一旦寒族得势,那士族势必要退上一射之地,如此她便可将朝堂之中反对她的声音一根根拔除。
正是因为敏锐地觉察到了这一点,于是沈皇后一改先前冷眼旁观的态度,在她的授意之下,那些依附于沈家的寒族们纷纷闻风而动,上书请求兴启帝赦免伍媛娘。
一时之间,此事在京都城中闹得沸沸扬扬。
自然,这些尚是后话。
却说沈若宓为了做戏做足,暂且安排月娘离开天然居另寻了一处破旧客栈下榻,看着时间还早,她又去了一趟正西坊探望褚姨母一家。
褚姨母人好了不少,自从搬进新宅子,跟方守阳脸色也红润了,只有方蘅依旧沉默寡言,平日里守着二门不出。
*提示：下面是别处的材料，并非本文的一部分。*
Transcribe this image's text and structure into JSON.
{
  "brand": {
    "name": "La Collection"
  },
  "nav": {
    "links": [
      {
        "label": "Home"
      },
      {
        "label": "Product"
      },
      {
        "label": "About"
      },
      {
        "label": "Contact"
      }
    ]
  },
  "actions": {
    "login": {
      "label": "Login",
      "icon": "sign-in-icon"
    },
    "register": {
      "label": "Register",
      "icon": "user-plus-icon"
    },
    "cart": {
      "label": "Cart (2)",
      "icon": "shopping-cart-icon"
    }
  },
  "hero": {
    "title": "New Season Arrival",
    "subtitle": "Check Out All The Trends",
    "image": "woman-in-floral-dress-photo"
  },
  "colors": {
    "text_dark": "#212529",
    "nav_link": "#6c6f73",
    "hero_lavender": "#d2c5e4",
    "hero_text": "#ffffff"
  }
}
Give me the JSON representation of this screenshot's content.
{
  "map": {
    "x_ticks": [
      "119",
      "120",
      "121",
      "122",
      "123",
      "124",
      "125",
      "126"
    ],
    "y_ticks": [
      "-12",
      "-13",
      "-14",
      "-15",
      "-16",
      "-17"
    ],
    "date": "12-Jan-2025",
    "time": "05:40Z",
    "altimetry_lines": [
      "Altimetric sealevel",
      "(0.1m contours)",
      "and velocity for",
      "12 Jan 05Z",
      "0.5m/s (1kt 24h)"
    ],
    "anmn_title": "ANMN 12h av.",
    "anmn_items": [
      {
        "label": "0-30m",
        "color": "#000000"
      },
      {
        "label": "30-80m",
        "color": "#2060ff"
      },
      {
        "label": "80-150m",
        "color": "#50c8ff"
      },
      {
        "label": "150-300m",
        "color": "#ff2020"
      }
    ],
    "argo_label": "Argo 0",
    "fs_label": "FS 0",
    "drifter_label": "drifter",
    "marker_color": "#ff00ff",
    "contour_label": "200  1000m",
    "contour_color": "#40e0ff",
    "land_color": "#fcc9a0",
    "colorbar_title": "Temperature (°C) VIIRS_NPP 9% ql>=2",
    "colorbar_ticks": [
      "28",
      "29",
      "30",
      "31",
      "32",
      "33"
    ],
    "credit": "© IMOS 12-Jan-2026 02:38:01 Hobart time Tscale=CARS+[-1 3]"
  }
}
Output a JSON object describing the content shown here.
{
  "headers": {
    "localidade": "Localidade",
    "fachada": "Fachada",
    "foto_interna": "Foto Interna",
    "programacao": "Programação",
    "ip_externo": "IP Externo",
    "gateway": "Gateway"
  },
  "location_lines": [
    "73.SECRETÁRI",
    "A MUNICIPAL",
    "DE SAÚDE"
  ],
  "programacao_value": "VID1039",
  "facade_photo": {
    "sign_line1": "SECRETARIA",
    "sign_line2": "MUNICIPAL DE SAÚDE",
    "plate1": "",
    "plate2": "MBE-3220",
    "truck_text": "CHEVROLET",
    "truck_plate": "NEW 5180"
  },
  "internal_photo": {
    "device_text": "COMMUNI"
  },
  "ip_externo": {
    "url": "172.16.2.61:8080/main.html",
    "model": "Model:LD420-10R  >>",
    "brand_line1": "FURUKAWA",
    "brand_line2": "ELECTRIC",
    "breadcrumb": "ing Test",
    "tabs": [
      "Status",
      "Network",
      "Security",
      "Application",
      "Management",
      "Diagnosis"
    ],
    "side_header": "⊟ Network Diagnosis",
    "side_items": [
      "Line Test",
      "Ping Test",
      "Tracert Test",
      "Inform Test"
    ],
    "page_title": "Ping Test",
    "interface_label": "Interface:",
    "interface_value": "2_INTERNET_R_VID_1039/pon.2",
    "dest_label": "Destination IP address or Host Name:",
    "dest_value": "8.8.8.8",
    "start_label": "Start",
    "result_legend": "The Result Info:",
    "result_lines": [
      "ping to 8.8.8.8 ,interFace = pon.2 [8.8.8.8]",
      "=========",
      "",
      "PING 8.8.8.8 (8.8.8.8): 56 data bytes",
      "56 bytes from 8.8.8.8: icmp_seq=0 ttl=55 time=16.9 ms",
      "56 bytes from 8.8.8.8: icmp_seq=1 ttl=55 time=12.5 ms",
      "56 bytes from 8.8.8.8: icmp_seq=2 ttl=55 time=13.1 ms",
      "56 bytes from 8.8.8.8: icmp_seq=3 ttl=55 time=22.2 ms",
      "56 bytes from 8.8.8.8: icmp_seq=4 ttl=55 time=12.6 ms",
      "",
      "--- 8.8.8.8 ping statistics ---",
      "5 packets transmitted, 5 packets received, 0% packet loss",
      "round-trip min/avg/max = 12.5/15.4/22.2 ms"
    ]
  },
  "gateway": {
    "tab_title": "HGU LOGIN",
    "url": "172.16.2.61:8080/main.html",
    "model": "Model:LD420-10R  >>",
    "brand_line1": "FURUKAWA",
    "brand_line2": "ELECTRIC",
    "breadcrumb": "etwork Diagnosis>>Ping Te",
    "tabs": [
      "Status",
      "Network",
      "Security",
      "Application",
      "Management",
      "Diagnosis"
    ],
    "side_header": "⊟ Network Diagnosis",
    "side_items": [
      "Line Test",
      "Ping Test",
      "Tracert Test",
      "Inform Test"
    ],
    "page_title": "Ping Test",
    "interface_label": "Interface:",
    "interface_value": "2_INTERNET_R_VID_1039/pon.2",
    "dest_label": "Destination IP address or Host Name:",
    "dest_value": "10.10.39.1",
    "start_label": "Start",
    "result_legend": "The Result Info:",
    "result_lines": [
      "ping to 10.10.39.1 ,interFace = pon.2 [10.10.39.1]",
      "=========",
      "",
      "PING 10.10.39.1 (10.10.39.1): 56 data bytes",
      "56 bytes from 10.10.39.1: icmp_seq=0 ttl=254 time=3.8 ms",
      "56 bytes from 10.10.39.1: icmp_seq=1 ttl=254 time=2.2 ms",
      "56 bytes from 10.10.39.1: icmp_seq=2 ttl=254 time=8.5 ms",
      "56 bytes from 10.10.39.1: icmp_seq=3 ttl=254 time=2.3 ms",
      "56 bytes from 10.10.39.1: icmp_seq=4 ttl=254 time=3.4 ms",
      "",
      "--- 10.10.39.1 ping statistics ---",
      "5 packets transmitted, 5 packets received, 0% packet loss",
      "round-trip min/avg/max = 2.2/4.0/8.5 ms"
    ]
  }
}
上回沈若宓本想撮合方蘅与柳时鸿,奈何褚姨母临时抱恙,阴差阳错之下两人也没见上面,反而被柳时鸿误会自己是方蘅。
沈若宓到底是不甘心,她先前打听过柳时鸿的为人,听闻此人虽有几分孤傲,品性却十分高洁,且他才思敏捷,若能与方蘅结为夫妻,定是一对神仙眷侣。
沈若宓想,方蘅不论是样貌还是才学,都不比那些大家闺秀差,若是因着乌龙错过这般良缘,实在遗憾,即便不能结璃为夫妻,做个朋友相处也是好的。<
思来想去,早前几日沈若宓又让素娘去柳家找到柳母和柳时鸿的嫂子全氏,想让柳时鸿再与方蘅见一面,柳母和全氏倒是相中了方蘅,可惜这回柳时鸿却是直接婉拒了。
沈若宓本来也没抱太大希望,褚姨母却很是自责,一心认为是自己耽误了女儿的姻缘。
方蘅与沈若宓又是安抚几回,临别前,方蘅将沈若宓亲自送到门口。
“年年,我知你和娘都是为了我好,盼望我能寻到良缘,只是易求无价宝,难得有情郎,如今我心已死,不愿再适人,还求你帮我在爹娘面前遮掩一二。”
沈若宓说:“表姐,你万不可因为张同那等卑鄙小人便心如死灰,以你的品貌想要寻到如意郎君有何难?你看姨夫姨母,他们二人相互扶持伉俪情深,这么多年来姨母无子,当年邻里有不少人劝姨夫纳妾,姨夫不也坚持下来了?”
方蘅只道:“年年你不必再劝,我意已决。倒是你,我害怕你在裴家受委屈。”
沈若宓笑,“表姐你不用担心我,有皇后娘娘给我撑腰,裴家没人敢欺负我的。”
方蘅却是欲言又止,末了,她终是什么都没说,送沈若宓走了。